In feite gaat het bij zowel de variant van de meerzorg als de variant van de toeslag om een extra tarief bovenop de ‘reguliere’ tarieven (zzp, vpt). Het verschil is dat in de meerzorgvariant sprake is van één prestatie/tarief waarin alle doelgroepen worden ingepast. In de toeslagvariant komt er per doelgroep een toeslag, waarbij door de specifieke hoge zorgzwaarte het risico bestaat dat een dusdanig hoge toeslag moet worden vastgesteld dat deze de kosten voor de meest zware cliënten dekt. Administratieve lasten die hieruit voortkomen lijken mee te vallen, gezien de huidige standaard om digitaal te kunnen declareren. Mogelijk nadeel van deze variant is wel dat er minder makkelijk sprake is van maatwerk. Het is een heterogene doelgroep, waarbij vaak sprake is van multiproblematiek, waardoor de toeslag niet in alle gevallen helemaal aansluit bij de inhoudelijke kwaliteitseisen en benodigde zorg (als er nieuwe categorieën worden gemaakt, valt er altijd wel iemand buiten de reikwijdte).

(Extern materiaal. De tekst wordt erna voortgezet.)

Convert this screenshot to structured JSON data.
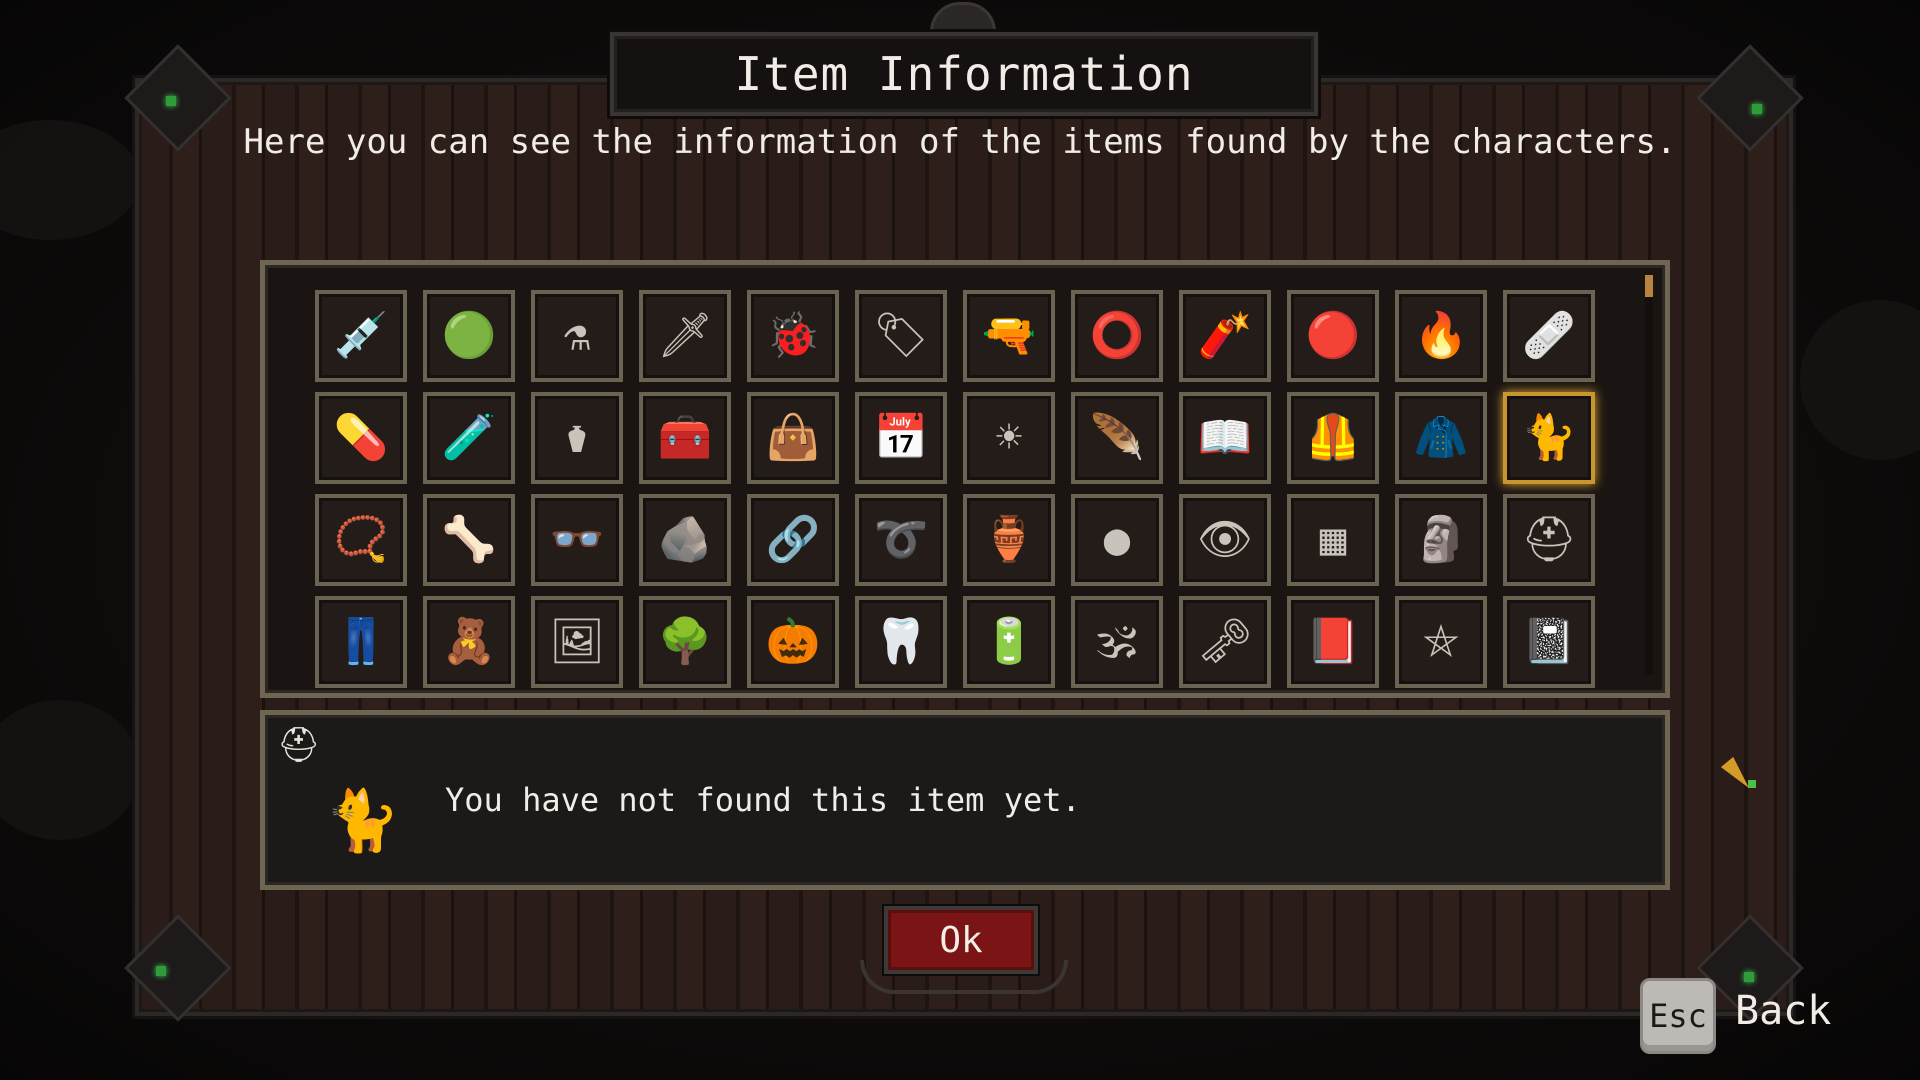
{
  "dialog": {
    "title": "Item Information",
    "subtitle": "Here you can see the information of the items found by the characters.",
    "ok_label": "Ok"
  },
  "info_panel": {
    "character_icon": "character-portrait-icon",
    "selected_item_icon": "cat-figurine-icon",
    "message": "You have not found this item yet."
  },
  "footer": {
    "key_label": "Esc",
    "action_label": "Back"
  },
  "colors": {
    "accent_selected": "#c9962d",
    "ok_button": "#7b1414",
    "frame": "#6e6653",
    "gem": "#2f9b3c"
  },
  "items": [
    {
      "name": "syringe-icon",
      "glyph": "💉",
      "selected": false
    },
    {
      "name": "green-gem-amulet-icon",
      "glyph": "🟢",
      "selected": false
    },
    {
      "name": "potion-flasks-icon",
      "glyph": "⚗",
      "selected": false
    },
    {
      "name": "dagger-icon",
      "glyph": "🗡",
      "selected": false
    },
    {
      "name": "golden-beetle-icon",
      "glyph": "🐞",
      "selected": false
    },
    {
      "name": "dog-tag-icon",
      "glyph": "🏷",
      "selected": false
    },
    {
      "name": "shotgun-icon",
      "glyph": "🔫",
      "selected": false
    },
    {
      "name": "bracelet-icon",
      "glyph": "⭕",
      "selected": false
    },
    {
      "name": "dynamite-icon",
      "glyph": "🧨",
      "selected": false
    },
    {
      "name": "red-button-icon",
      "glyph": "🔴",
      "selected": false
    },
    {
      "name": "lighter-icon",
      "glyph": "🔥",
      "selected": false
    },
    {
      "name": "bandage-box-icon",
      "glyph": "🩹",
      "selected": false
    },
    {
      "name": "medicine-bottle-icon",
      "glyph": "💊",
      "selected": false
    },
    {
      "name": "orange-potion-icon",
      "glyph": "🧪",
      "selected": false
    },
    {
      "name": "sarcophagus-icon",
      "glyph": "⚱",
      "selected": false
    },
    {
      "name": "first-aid-kit-icon",
      "glyph": "🧰",
      "selected": false
    },
    {
      "name": "medic-bag-icon",
      "glyph": "👜",
      "selected": false
    },
    {
      "name": "calendar-icon",
      "glyph": "📅",
      "selected": false
    },
    {
      "name": "sun-medallion-icon",
      "glyph": "☀",
      "selected": false
    },
    {
      "name": "feather-icon",
      "glyph": "🪶",
      "selected": false
    },
    {
      "name": "book-icon",
      "glyph": "📖",
      "selected": false
    },
    {
      "name": "vest-icon",
      "glyph": "🦺",
      "selected": false
    },
    {
      "name": "coat-icon",
      "glyph": "🧥",
      "selected": false
    },
    {
      "name": "cat-figurine-icon",
      "glyph": "🐈",
      "selected": true
    },
    {
      "name": "rosary-icon",
      "glyph": "📿",
      "selected": false
    },
    {
      "name": "claw-icon",
      "glyph": "🦴",
      "selected": false
    },
    {
      "name": "glasses-icon",
      "glyph": "👓",
      "selected": false
    },
    {
      "name": "rock-pile-icon",
      "glyph": "🪨",
      "selected": false
    },
    {
      "name": "necklace-icon",
      "glyph": "🔗",
      "selected": false
    },
    {
      "name": "rope-coil-icon",
      "glyph": "➰",
      "selected": false
    },
    {
      "name": "vase-icon",
      "glyph": "🏺",
      "selected": false
    },
    {
      "name": "rock-icon",
      "glyph": "●",
      "selected": false
    },
    {
      "name": "eyeball-icon",
      "glyph": "👁",
      "selected": false
    },
    {
      "name": "cloth-icon",
      "glyph": "▦",
      "selected": false
    },
    {
      "name": "statue-icon",
      "glyph": "🗿",
      "selected": false
    },
    {
      "name": "helmet-icon",
      "glyph": "⛑",
      "selected": false
    },
    {
      "name": "trousers-icon",
      "glyph": "👖",
      "selected": false
    },
    {
      "name": "teddy-bear-icon",
      "glyph": "🧸",
      "selected": false
    },
    {
      "name": "picture-frame-icon",
      "glyph": "🖼",
      "selected": false
    },
    {
      "name": "tree-icon",
      "glyph": "🌳",
      "selected": false
    },
    {
      "name": "pumpkin-icon",
      "glyph": "🎃",
      "selected": false
    },
    {
      "name": "tooth-icon",
      "glyph": "🦷",
      "selected": false
    },
    {
      "name": "battery-icon",
      "glyph": "🔋",
      "selected": false
    },
    {
      "name": "om-symbol-icon",
      "glyph": "🕉",
      "selected": false
    },
    {
      "name": "key-icon",
      "glyph": "🗝",
      "selected": false
    },
    {
      "name": "grimoire-icon",
      "glyph": "📕",
      "selected": false
    },
    {
      "name": "pentagram-book-icon",
      "glyph": "⛤",
      "selected": false
    },
    {
      "name": "rune-book-icon",
      "glyph": "📓",
      "selected": false
    }
  ]
}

De toeslagenmethodiek wijkt wat betreft toezicht niet af van de wijze waarop deze nu is ingericht en wordt uitgevoerd. Wel is het (nu al) zo dat het zorgkantoor in het kader van handhaving geen (althans niet zonder nadere afspraken) direct aangrijpingspunt heeft om gedeclareerde kosten van gedeeltelijk geleverde zorg die via een toeslag worden bekostigd, te corrigeren. Een correctie gebaseerd op een deel van de toeslag is problematisch en het corrigeren van de totale in rekening gebrachte toeslag is mogelijk niet proportioneel. Specifieke afspraken op cliëntniveau in het zorgleefplan kunnen bijdragen aan de verantwoording van en controle op de geleverde zorg. Het is van belang dat zorgkantoor en zorgaanbieder afspraken maken over een correctiemogelijkheid.